The resulting essay, which outlined a New-Testament theology of policing, anchored the cover package for the September issue of CT. (A companion article, by Michael LeFebvre, explored the ethics of policing from the perspective of the Old Testament.)
Here’s a sampling from McCaulley’s piece:
“Over the years,” he writes, “I have been stopped between seven and ten times, on the road or in public spaces, for no crime other than being black. The people I love have also been stopped, searched, accused, and humiliated with little to no legal justification. These disclosures might give the impression that I don’t like police officers. On the contrary, I have known many good ones. I recognize the dangers they face and the difficulties inherent in the vocation they choose. But having a difficult job does not absolve one of criticism; it simply puts the criticism in a wider framework. That wider framework has to include the history of the police in this country—their legal enforcement of racial discrimination and the terror they have visited on black bodies.
“The dark silt of that history has been brought to the surface by recent events, most notably the murder of George Floyd at the hands of police. The many protesters who have marched in our nation’s streets bear witness to the fact that Floyd is not the first. Black Americans have been ‘under the knee’ for not days or weeks but centuries, and this cumulative oppression is once again front and center in our national consciousness.

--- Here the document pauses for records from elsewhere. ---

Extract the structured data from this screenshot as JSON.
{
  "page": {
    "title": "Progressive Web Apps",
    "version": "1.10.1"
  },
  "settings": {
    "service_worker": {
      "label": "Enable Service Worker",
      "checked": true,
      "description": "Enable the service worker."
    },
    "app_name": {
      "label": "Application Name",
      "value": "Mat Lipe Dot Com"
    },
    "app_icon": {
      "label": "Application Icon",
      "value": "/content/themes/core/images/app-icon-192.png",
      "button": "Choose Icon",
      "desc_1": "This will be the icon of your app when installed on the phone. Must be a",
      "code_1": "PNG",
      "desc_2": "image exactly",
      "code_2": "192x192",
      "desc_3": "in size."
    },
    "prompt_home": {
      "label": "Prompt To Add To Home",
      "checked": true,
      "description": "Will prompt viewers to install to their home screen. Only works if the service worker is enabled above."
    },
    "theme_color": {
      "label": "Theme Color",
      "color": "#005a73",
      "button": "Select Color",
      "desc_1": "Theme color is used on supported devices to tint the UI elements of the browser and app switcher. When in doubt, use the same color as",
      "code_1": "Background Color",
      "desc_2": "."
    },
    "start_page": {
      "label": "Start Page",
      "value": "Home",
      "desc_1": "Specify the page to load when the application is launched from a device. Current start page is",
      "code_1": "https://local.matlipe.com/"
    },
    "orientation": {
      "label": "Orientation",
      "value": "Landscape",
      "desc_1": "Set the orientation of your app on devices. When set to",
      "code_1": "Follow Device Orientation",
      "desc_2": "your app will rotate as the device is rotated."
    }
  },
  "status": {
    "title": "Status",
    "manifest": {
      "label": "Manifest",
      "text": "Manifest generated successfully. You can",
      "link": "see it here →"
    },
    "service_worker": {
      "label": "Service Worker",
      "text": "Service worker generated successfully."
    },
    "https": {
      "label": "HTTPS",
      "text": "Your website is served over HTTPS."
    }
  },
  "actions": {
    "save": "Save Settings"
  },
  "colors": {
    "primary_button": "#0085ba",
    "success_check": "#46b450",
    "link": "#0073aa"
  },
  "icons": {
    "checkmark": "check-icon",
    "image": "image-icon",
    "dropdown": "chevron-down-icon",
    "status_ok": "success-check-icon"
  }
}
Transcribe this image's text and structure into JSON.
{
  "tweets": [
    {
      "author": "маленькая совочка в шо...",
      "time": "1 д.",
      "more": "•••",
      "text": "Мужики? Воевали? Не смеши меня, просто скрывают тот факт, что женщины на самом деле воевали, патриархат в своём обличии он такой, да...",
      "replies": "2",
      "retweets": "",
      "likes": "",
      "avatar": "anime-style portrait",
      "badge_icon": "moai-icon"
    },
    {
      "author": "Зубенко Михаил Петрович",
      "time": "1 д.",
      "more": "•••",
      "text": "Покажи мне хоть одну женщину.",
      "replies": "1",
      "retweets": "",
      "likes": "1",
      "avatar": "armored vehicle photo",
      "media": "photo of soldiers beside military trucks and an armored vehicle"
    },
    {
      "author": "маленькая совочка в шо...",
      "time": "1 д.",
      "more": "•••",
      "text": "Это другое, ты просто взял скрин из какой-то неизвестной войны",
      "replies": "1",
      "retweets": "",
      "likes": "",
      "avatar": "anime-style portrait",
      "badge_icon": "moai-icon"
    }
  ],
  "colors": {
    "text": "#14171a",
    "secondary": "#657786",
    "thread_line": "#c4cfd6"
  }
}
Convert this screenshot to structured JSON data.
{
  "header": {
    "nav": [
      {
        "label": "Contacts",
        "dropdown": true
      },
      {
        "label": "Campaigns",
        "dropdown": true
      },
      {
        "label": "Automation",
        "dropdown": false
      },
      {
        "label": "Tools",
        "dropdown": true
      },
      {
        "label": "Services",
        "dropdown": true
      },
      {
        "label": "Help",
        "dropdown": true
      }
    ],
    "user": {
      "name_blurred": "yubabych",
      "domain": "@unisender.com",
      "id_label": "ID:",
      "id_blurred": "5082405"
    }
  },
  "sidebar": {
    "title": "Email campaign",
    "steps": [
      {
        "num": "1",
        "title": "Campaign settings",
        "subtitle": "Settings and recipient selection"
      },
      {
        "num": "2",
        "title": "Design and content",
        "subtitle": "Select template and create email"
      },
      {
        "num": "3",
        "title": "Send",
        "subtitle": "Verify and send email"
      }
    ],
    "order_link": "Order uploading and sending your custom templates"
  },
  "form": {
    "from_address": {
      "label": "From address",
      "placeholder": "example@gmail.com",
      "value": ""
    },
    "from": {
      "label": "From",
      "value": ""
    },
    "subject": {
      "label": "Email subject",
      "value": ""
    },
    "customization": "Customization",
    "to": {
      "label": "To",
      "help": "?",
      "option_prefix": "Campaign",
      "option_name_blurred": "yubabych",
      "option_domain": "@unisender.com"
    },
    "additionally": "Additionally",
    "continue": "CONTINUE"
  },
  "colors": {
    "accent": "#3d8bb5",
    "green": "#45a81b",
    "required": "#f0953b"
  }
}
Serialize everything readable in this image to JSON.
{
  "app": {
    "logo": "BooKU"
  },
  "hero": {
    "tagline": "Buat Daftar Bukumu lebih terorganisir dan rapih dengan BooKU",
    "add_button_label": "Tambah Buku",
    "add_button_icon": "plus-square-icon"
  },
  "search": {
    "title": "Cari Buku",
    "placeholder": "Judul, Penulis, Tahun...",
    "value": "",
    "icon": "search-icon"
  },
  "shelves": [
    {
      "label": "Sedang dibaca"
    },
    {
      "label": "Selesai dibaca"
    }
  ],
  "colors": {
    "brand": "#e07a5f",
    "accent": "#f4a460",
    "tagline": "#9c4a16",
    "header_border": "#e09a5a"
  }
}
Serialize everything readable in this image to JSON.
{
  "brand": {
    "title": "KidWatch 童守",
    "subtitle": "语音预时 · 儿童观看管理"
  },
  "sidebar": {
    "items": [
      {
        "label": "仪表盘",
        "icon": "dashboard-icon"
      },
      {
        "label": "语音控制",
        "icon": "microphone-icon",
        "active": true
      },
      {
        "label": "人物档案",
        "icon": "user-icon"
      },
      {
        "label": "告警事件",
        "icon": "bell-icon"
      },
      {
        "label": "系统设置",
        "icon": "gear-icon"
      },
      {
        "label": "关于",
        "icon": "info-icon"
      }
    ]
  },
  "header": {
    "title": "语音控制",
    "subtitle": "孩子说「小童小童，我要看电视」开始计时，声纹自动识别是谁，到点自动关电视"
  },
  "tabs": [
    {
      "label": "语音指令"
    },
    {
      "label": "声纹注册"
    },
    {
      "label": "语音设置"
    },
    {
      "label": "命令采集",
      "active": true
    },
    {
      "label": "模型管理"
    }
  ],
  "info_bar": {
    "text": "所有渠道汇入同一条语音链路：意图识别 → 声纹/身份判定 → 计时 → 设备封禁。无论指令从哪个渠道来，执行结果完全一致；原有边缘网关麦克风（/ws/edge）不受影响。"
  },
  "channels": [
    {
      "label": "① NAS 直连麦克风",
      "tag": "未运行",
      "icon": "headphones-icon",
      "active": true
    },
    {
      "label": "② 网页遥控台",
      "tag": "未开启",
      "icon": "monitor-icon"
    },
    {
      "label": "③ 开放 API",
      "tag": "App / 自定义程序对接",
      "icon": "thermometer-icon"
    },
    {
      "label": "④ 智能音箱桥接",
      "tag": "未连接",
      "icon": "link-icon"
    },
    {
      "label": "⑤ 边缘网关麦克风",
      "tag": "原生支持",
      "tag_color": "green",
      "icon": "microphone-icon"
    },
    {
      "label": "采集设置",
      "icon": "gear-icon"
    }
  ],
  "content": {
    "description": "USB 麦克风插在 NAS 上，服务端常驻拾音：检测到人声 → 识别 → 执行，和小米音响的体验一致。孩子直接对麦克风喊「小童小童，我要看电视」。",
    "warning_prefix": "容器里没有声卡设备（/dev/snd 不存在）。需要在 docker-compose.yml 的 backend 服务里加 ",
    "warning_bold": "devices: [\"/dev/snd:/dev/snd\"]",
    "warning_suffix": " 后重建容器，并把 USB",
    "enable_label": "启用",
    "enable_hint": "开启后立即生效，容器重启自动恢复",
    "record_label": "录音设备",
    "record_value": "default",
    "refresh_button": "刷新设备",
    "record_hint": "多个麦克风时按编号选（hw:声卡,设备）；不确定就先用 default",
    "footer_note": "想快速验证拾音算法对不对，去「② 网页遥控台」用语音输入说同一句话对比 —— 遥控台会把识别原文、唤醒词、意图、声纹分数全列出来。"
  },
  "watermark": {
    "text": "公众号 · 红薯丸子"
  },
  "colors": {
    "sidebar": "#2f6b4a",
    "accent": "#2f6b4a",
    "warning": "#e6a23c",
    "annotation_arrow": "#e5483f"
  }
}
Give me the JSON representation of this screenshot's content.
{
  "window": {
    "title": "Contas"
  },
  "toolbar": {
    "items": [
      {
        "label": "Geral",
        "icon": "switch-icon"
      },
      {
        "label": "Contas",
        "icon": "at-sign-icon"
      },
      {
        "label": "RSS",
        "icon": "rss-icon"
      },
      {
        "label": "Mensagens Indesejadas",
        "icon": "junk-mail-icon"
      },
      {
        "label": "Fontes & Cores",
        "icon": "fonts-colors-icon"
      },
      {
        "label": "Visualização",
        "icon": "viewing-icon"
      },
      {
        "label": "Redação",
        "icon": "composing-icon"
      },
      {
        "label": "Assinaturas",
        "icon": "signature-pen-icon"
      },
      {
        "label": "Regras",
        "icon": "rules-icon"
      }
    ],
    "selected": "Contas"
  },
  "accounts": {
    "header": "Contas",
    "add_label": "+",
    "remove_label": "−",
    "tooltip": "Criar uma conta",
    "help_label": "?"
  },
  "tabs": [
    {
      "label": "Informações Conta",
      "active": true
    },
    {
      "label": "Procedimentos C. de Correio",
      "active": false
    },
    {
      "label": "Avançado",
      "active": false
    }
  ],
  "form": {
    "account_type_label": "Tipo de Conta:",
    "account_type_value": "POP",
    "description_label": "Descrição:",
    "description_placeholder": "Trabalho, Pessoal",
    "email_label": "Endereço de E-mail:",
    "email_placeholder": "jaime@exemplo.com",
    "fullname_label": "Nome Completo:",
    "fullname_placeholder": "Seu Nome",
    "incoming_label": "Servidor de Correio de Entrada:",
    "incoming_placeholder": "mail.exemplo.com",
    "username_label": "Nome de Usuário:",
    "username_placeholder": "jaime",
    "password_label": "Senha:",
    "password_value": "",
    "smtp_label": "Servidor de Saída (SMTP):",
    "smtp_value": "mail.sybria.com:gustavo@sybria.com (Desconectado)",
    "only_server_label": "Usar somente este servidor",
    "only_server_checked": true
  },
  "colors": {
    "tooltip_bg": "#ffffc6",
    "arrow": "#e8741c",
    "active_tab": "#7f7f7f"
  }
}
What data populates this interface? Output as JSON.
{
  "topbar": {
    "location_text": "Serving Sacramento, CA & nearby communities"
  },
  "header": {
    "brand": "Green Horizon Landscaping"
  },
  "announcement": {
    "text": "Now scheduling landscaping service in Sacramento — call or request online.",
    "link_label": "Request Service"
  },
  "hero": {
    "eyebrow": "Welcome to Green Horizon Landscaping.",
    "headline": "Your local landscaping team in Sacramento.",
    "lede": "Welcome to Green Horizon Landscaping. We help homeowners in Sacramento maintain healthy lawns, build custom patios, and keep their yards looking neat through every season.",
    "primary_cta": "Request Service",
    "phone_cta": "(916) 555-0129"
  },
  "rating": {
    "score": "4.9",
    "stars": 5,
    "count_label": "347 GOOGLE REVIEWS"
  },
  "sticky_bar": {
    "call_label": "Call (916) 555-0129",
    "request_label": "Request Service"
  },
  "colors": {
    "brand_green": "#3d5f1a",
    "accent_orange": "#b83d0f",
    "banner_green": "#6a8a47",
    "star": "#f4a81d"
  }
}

“As a country trying to come to terms with our view of policing, we turn to books, podcasts, conversations in the public square, and projects in our communities. That’s all fine and good. But as believers, we must turn our eyes to Scripture, not in order to ‘proof-text’ but in order to think theologically about how the state polices its residents. The New Testament, in particular, points toward a theology of policing that is often neglected by laity, clergy, and even scholars.
“Surprisingly, this subject has seen very little reflection in the standard works on New Testament ethics. But the guild has missed something. The state’s treatment of its citizens is not a subject foreign to the New Testament, and black folk looking to these texts will in fact find succor and hope. Taken as a whole, these passages are absolutely fundamental to how we think about the future of policing in America.”